Sun Yanqing, Hyun Seunggeun, Gilbert Peter
Department of Mathematics and Statistics, University of North Carolina at Charlotte, Charlotte, North Carolina 28223, USA.
Biometrics. 2008 Dec;64(4):1070-9. doi: 10.1111/j.1541-0420.2008.01012.x. Epub 2008 Mar 19.
In the evaluation of efficacy of a vaccine to protect against disease caused by a genetically diverse infectious pathogen, it is often important to assess whether vaccine protection depends on variations of the exposing pathogen. This problem can be viewed within the framework of a K-competing risks model where the endpoint event is pathogen-specific infection and the cause of failure is the strain type determined after the infection is diagnosed. The Cox model with time-dependent coefficients is used to relate the cause-specific outcomes to explanatory variables to allow for time-varying treatment effects. The strain-specific vaccine efficacy can be defined in terms of one minus the cause-specific hazard ratios. We develop inferential methods for testing whether the vaccine affords some protection against at least one pathogen strain, and for testing equal vaccine protection against the strains, adjusting for covariate effects. We also consider estimation of covariate-adjusted time-varying strain-specific vaccine efficacy. The methods are applied to a dataset from an oral cholera vaccine trial and the performances of the proposed tests are studied through simulations. These techniques apply more generally for testing and estimation of time-varying cause-specific hazard ratios.
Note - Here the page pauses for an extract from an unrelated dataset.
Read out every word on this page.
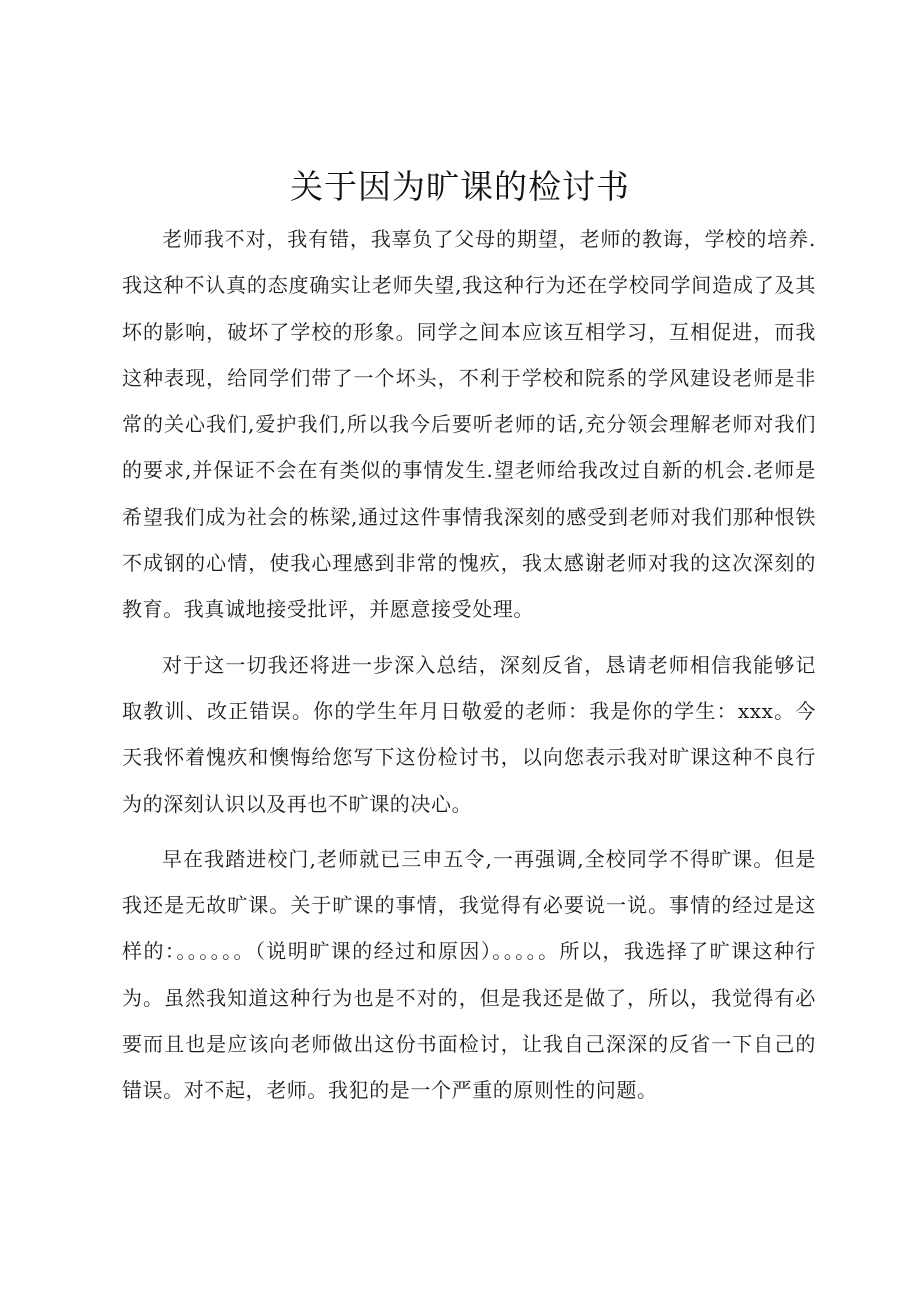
关于因为旷课的检讨书

老师我不对，我有错，我辜负了父母的期望，老师的教诲，学校的培养.我这种不认真的态度确实让老师失望,我这种行为还在学校同学间造成了及其坏的影响，破坏了学校的形象。同学之间本应该互相学习，互相促进，而我这种表现，给同学们带了一个坏头，不利于学校和院系的学风建设老师是非常的关心我们,爱护我们,所以我今后要听老师的话,充分领会理解老师对我们的要求,并保证不会在有类似的事情发生.望老师给我改过自新的机会.老师是希望我们成为社会的栋梁,通过这件事情我深刻的感受到老师对我们那种恨铁不成钢的心情，使我心理感到非常的愧疚，我太感谢老师对我的这次深刻的教育。我真诚地接受批评，并愿意接受处理。

对于这一切我还将进一步深入总结，深刻反省，恳请老师相信我能够记取教训、改正错误。你的学生年月日敬爱的老师：我是你的学生：xxx。今天我怀着愧疚和懊悔给您写下这份检讨书，以向您表示我对旷课这种不良行为的深刻认识以及再也不旷课的决心。

早在我踏进校门,老师就已三申五令,一再强调,全校同学不得旷课。但是我还是无故旷课。关于旷课的事情，我觉得有必要说一说。事情的经过是这样的：。。。。。。（说明旷课的经过和原因）。。。。。所以，我选择了旷课这种行为。虽然我知道这种行为也是不对的，但是我还是做了，所以，我觉得有必要而且也是应该向老师做出这份书面检讨，让我自己深深的反省一下自己的错误。对不起，老师。我犯的是一个严重的原则性的问题。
在评估一种疫苗预防由基因多样化的传染性病原体引起的疾病的效力时,评估疫苗保护是否取决于暴露病原体的变异通常很重要。这个问题可以在一个K竞争风险模型的框架内看待,其中终点事件是病原体特异性感染,失败原因是感染被诊断后确定的菌株类型。具有时间依赖系数的Cox模型用于将病因特异性结局与解释变量相关联,以考虑随时间变化的治疗效果。菌株特异性疫苗效力可以用1减去病因特异性风险比来定义。我们开发了推断方法,用于检验疫苗是否对至少一种病原体菌株提供了一定的保护,以及检验对各菌株的疫苗保护是否相等,并对协变量效应进行调整。我们还考虑了协变量调整后的随时间变化的菌株特异性疫苗效力的估计。这些方法应用于一项口服霍乱疫苗试验的数据集,并通过模拟研究了所提出检验的性能。这些技术更广泛地应用于随时间变化的病因特异性风险比的检验和估计。